While I am getting started with MongoDB for my new project. Here are the few quick notes - based on my readings so far:
One Key Takeaway:
Data accessed together should be stored together
WiredTiger:
- WiredTiger is the default storage engine for mongo db
- It stores documents and indexes on disk
- In memory cache stores some doc and frequency used index - working set
- 50% of (RAM -1 GB) Or, 256MB
Massive Arrays:
- Max Document size is 16MB
- Index performance on arrays decreases as array size increases
- Extended Reference pattern: where we duplicate some and not all data
Index:
- Each index is atleast 8KB
- Index take up storage - One File for each collection and one file for each Index (WiredTiger impl)

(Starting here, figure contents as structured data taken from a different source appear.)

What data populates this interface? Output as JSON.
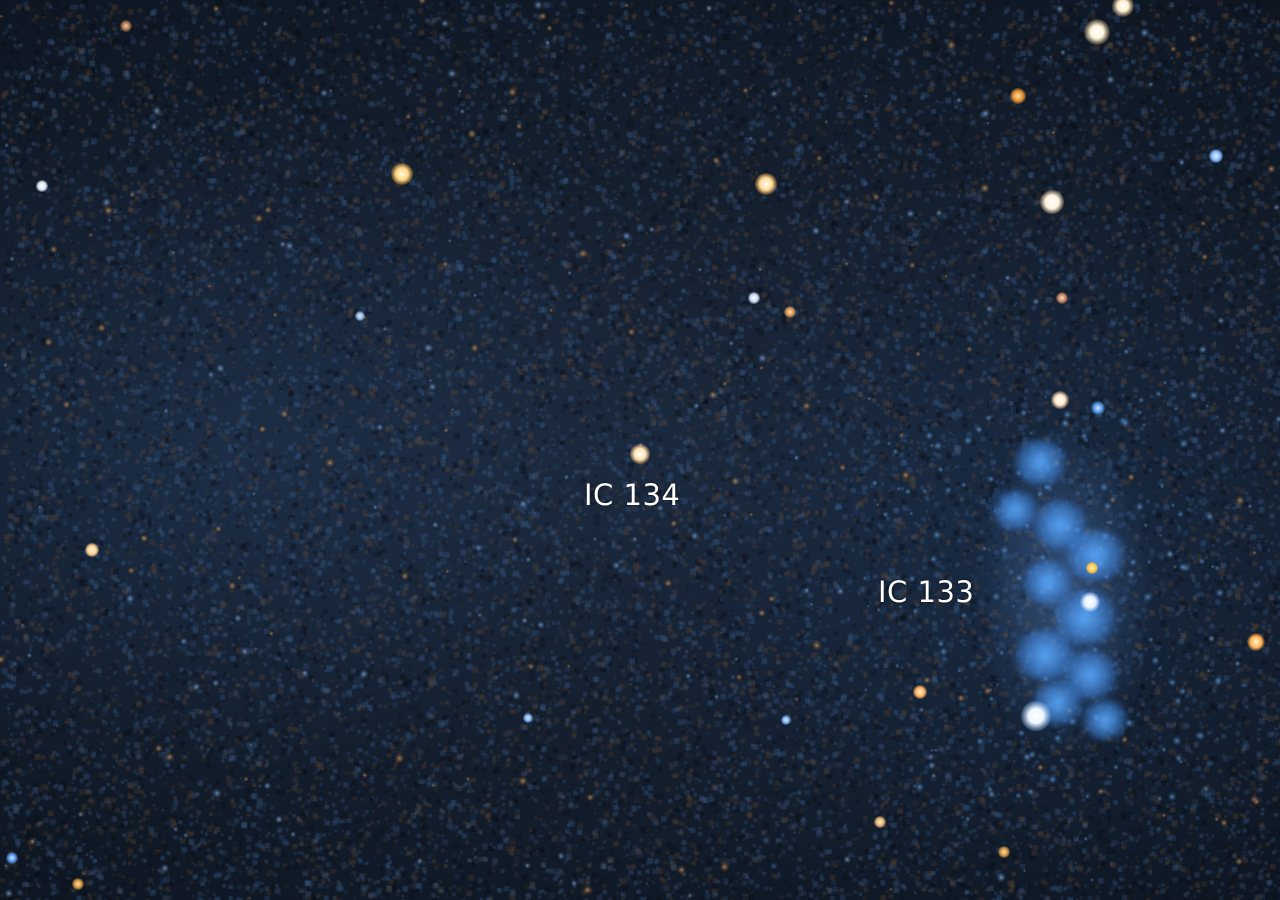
{
  "labels": {
    "ic134": "IC 134",
    "ic133": "IC 133"
  },
  "colors": {
    "sky_background": "#121c2a",
    "label_text": "#ffffff",
    "nebula_blue": "#4aa0ff",
    "star_warm": "#ffd89a",
    "star_cool": "#bfe0ff"
  }
}
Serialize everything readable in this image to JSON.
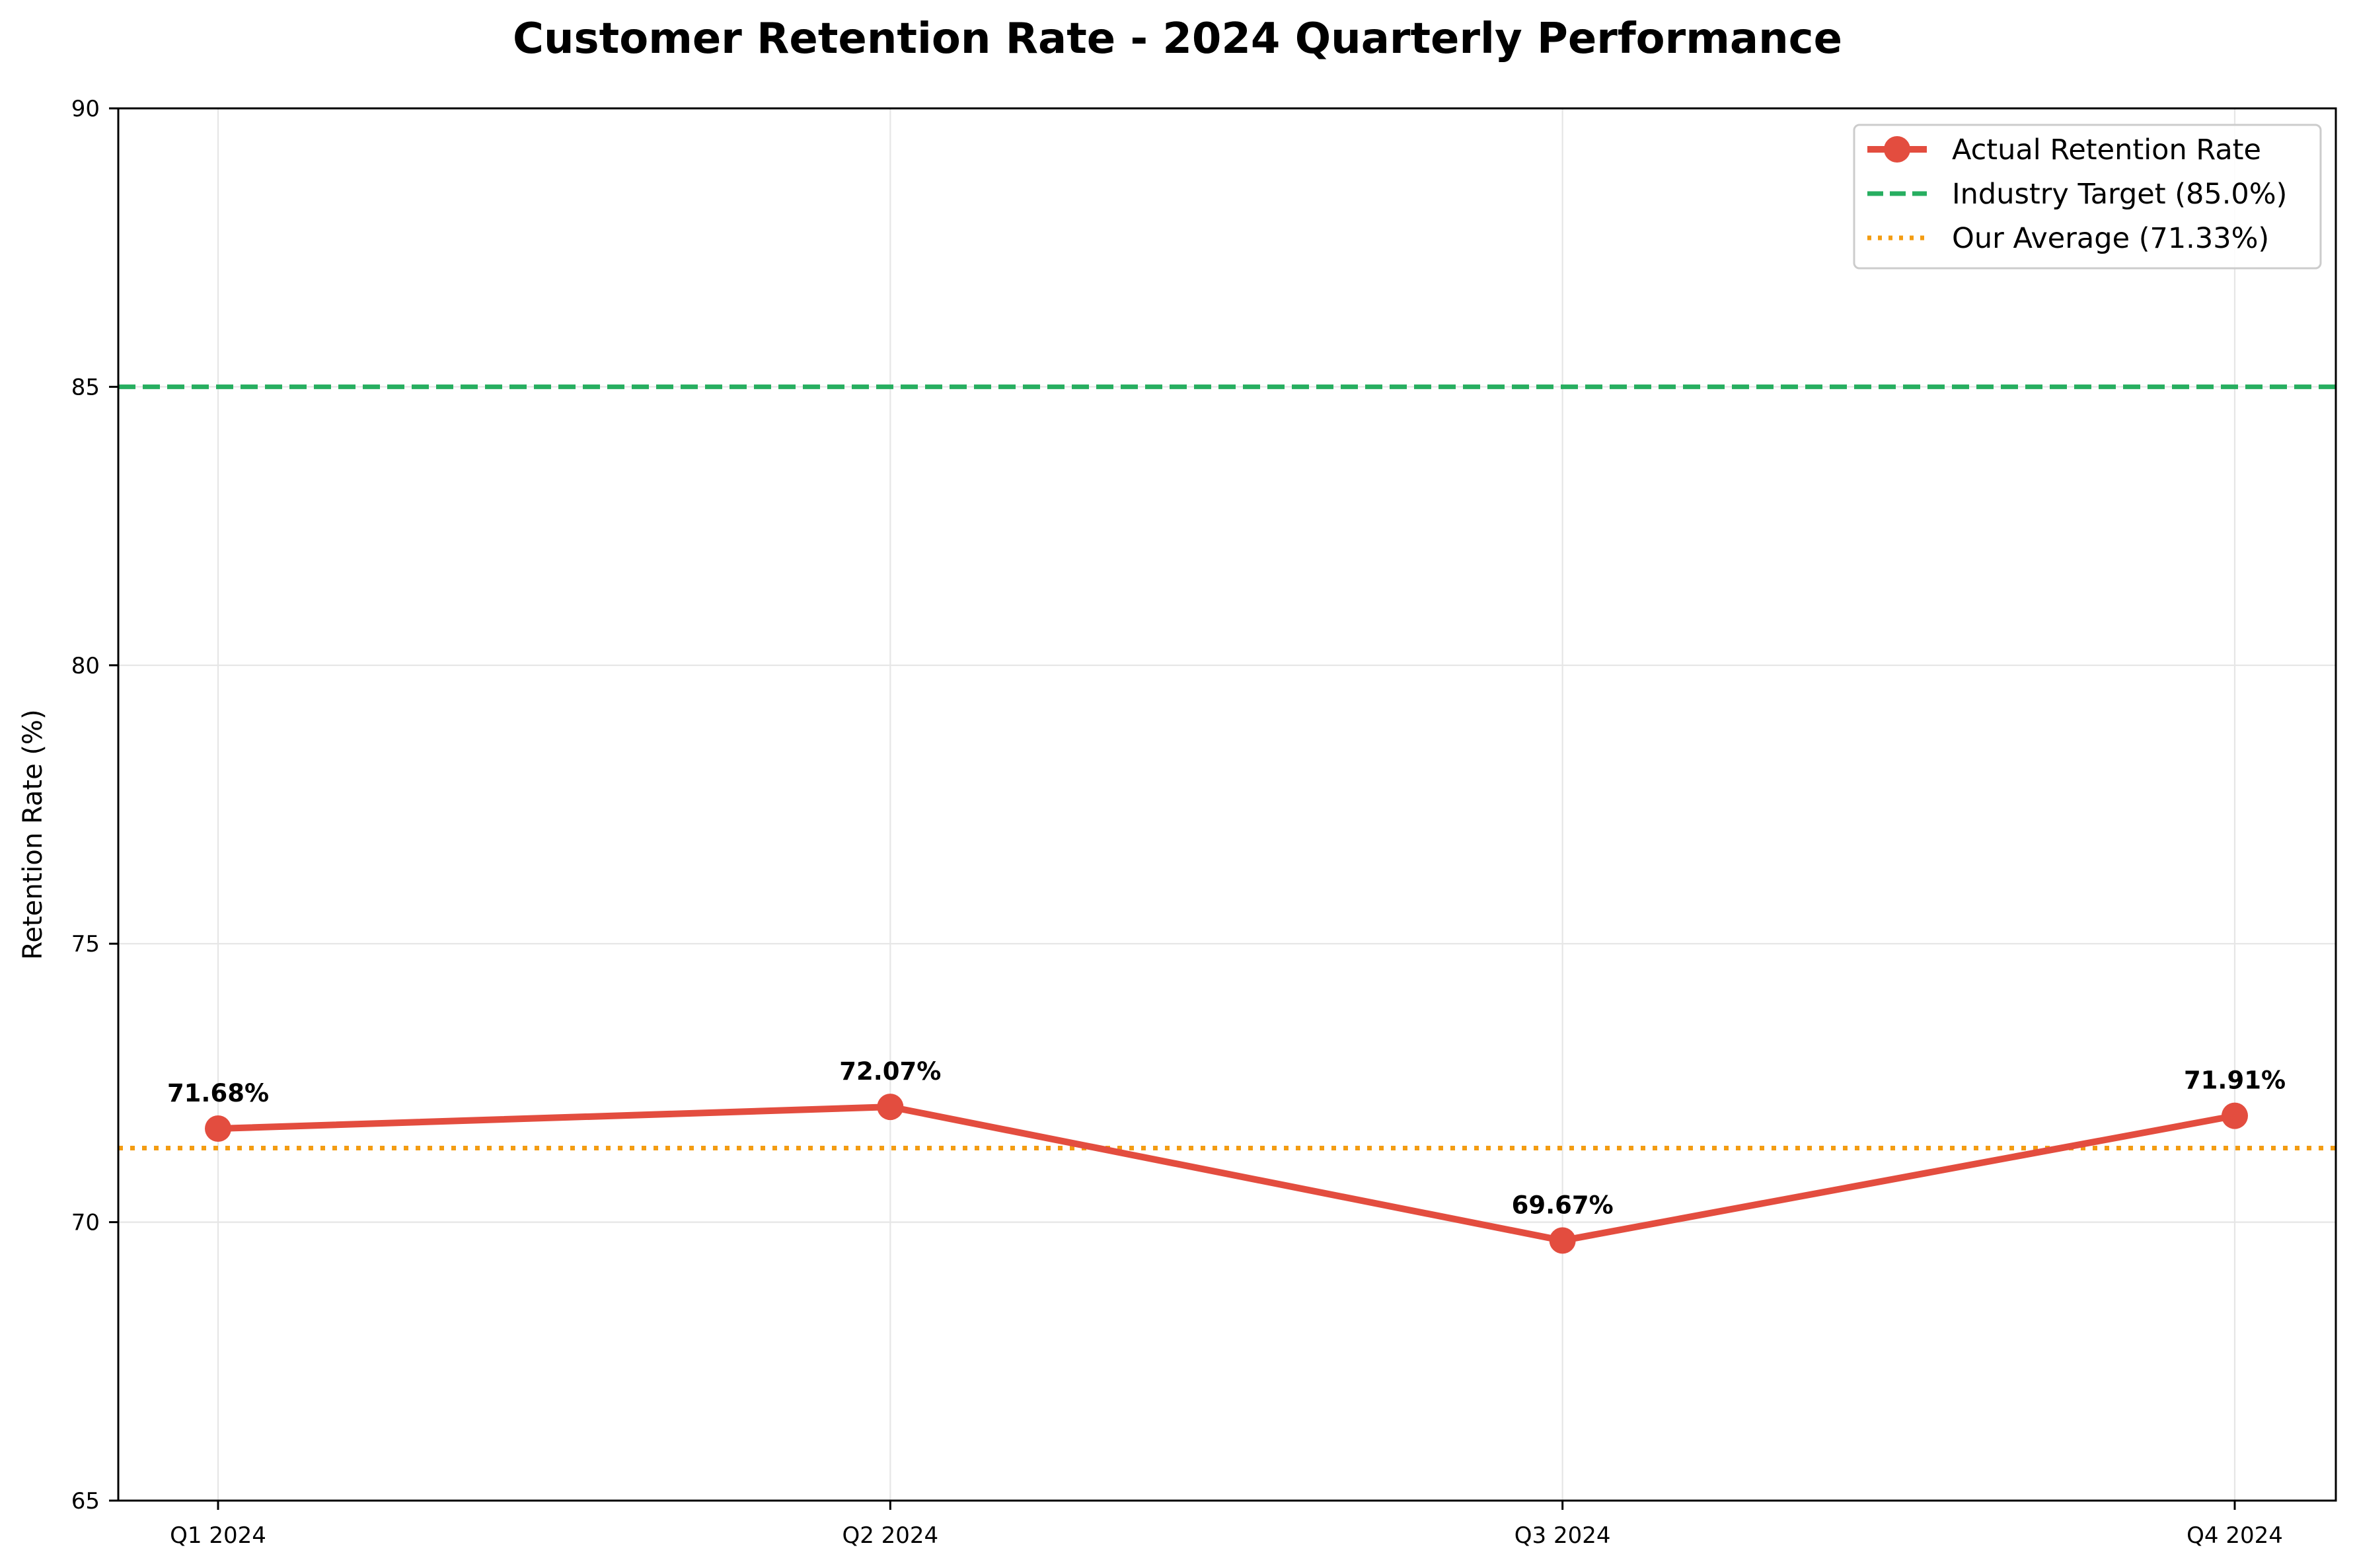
{
  "chart_data": {
    "type": "line",
    "title": "Customer Retention Rate - 2024 Quarterly Performance",
    "xlabel": "",
    "ylabel": "Retention Rate (%)",
    "categories": [
      "Q1 2024",
      "Q2 2024",
      "Q3 2024",
      "Q4 2024"
    ],
    "ylim": [
      65,
      90
    ],
    "yticks": [
      65,
      70,
      75,
      80,
      85,
      90
    ],
    "grid": true,
    "legend_position": "top-right",
    "series": [
      {
        "name": "Actual Retention Rate",
        "values": [
          71.68,
          72.07,
          69.67,
          71.91
        ],
        "labels": [
          "71.68%",
          "72.07%",
          "69.67%",
          "71.91%"
        ],
        "color": "#e34d3f",
        "style": "solid-with-markers"
      }
    ],
    "reference_lines": [
      {
        "name": "Industry Target (85.0%)",
        "value": 85.0,
        "color": "#27ae60",
        "style": "dashed"
      },
      {
        "name": "Our Average (71.33%)",
        "value": 71.33,
        "color": "#f39c12",
        "style": "dotted"
      }
    ]
  }
}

- Write performance as index needs to updated
- Limit each collection to 50 Index max
- Do: Add index for frequently supported queries - improves read performance
- Don’t: Create unnecessary indexes - reduce performance and takes up space
Bloated Documents:
- Do: Data accessed together should be stored together
- Don’t: bloat your document with related data that is not accessed to gether
- Data that is related to each other should NOT necessarily stored together
- Remove bloat from frequently used documents - it can be inmemory wire tiger cache
- Data Duplication is OK (depends!)
- Summary document and Details document - ref via links
Case Incentive Query:
- $regex queries are case insensitive but not performant
- Non-$regex queries are case sensitive
- Collation:
- Language specific rules for MongoDB for string comparison
- Strength ranges from 1-5
- Strength 1-2 will give you case insensitive
- Query: {“first_name”: {$regex: /Jacob/i }} - case insensitive
- Query: {“first_name”: “Jacob”} - case sensitive
Accessing - Separate data together:
- $lookup:
- Is used to join data from more than one collection
- Great for rarely used queries or analytical queries (batch run overnight)
- Very slow and resource intensive
Upsert:
- Upsert is a combination of update and insert. Upsert performs two functions:
- Update data if there is a matching document.
- Insert a new document in case there is no document matches the query criteria.
- Personally: I found this very interesting, as for my use cases - I dont need to track if the document already exist.
I understand - the blog looks a bit navive (read, nothing interseting), sry I am just getting started. BTW, I plan to write a follow blog - deep dive on my specific use cases and data modelling.